I'm sure some here would echo those sentiments.
Heck, there are some who are so caught up in the "underage drinking is the devil" mantra that they think parents allowing their teenage children to drink alcohol under their direct supervision is a crime.
Love Dennis Prager.
If you would rather your child cheat than smoke, Dennis Prager asks that you "ponder these questions: Would you rather your business partner smoke or cheat? Your lawyer? Your friends? Would you feel better if your doctor cheated on medical exams or smoked?"
For your ping lists, proof that morality has given way to socialism as the new mantra for many, thus becoming their religeon.
Why do you ask a question when both answers are no. Stupid polls are never needed and prove nothing.
It's a world gone mad that even needs this question posed, eh?
Either will get them in big trouble. My kids have been taught not to lie and warned smoking is unhealthy. That said, lying is a sin, and smoking is temporary stupidity. You can quit smoking, but a lie will always be a lie.
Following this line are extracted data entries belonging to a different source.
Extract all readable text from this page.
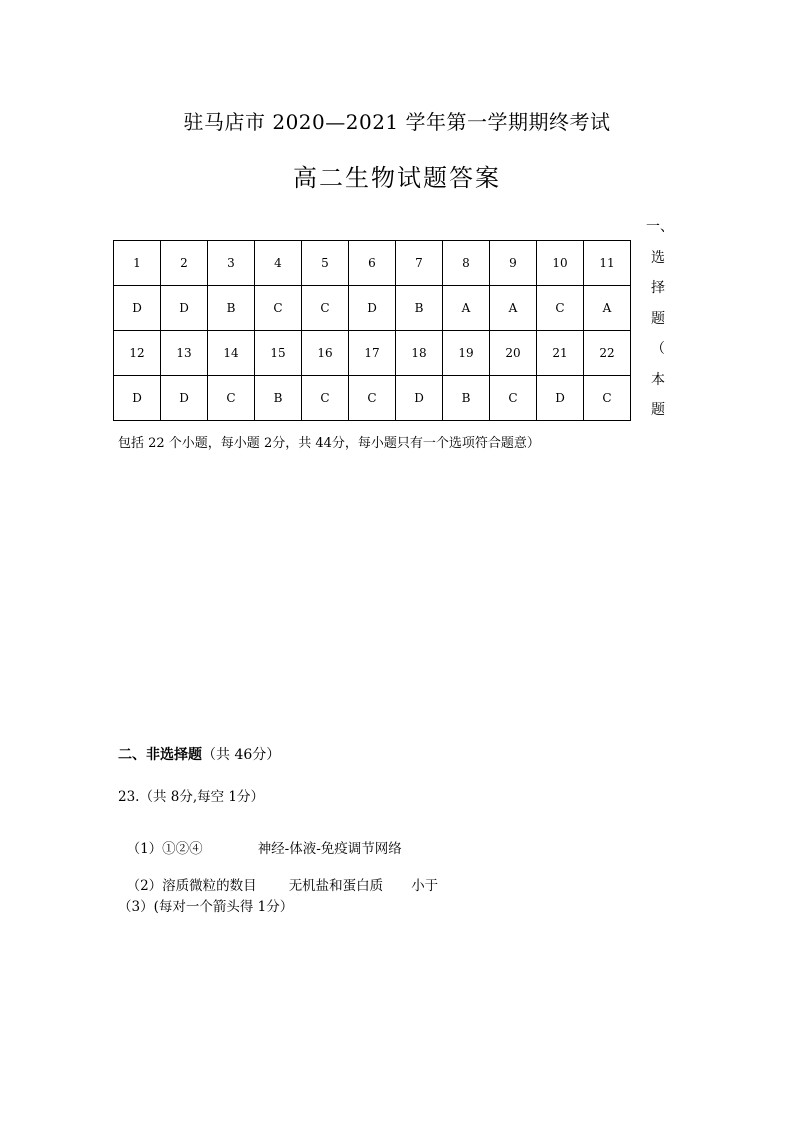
驻马店市 2020—2021 学年第一学期期终考试
高二生物试题答案
一、
选
择
题
（
本
题
1	2	3	4	5	6	7	8	9	10	11
D	D	B	C	C	D	B	A	A	C	A
12	13	14	15	16	17	18	19	20	21	22
D	D	C	B	C	C	D	B	C	D	C
包括 22 个小题，每小题 2分，共 44分，每小题只有一个选项符合题意）
二、非选择题（共 46分）
23.（共 8分,每空 1分）

（1）①②④	神经-体液-免疫调节网络

（2）溶质微粒的数目 无机盐和蛋白质 小于

（3）(每对一个箭头得 1分）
While the new religion of health enables many people in our society to gain a sense of moral worthiness, it also provides a valuable means of censuring deviants - those new outcasts in a world where the concept of 'zero tolerance' has somehow become a 'good thing'. (The currency of this term alone, in my view, is sufficient to illustrate the extent to which we have lost the moral plot.) People who are unwilling to succumb to what the late Petr Skrabanek (a renegade Czech medic) described as 'Coercive Healthism' - those among us with 'bad habits' - are the new outcasts in this increasingly fearful and intolerant world. It is, in the words of the East London GP Michael Fitzpatrick, the Tyranny of Health which now surrounds us.
Or, "Would you rather your child sodomized another child of the same sex, or cheated on a test?"
I find myself laughing for some reason. I would think you could go even farther with this, and ask if you would rather they smoke or murder someone!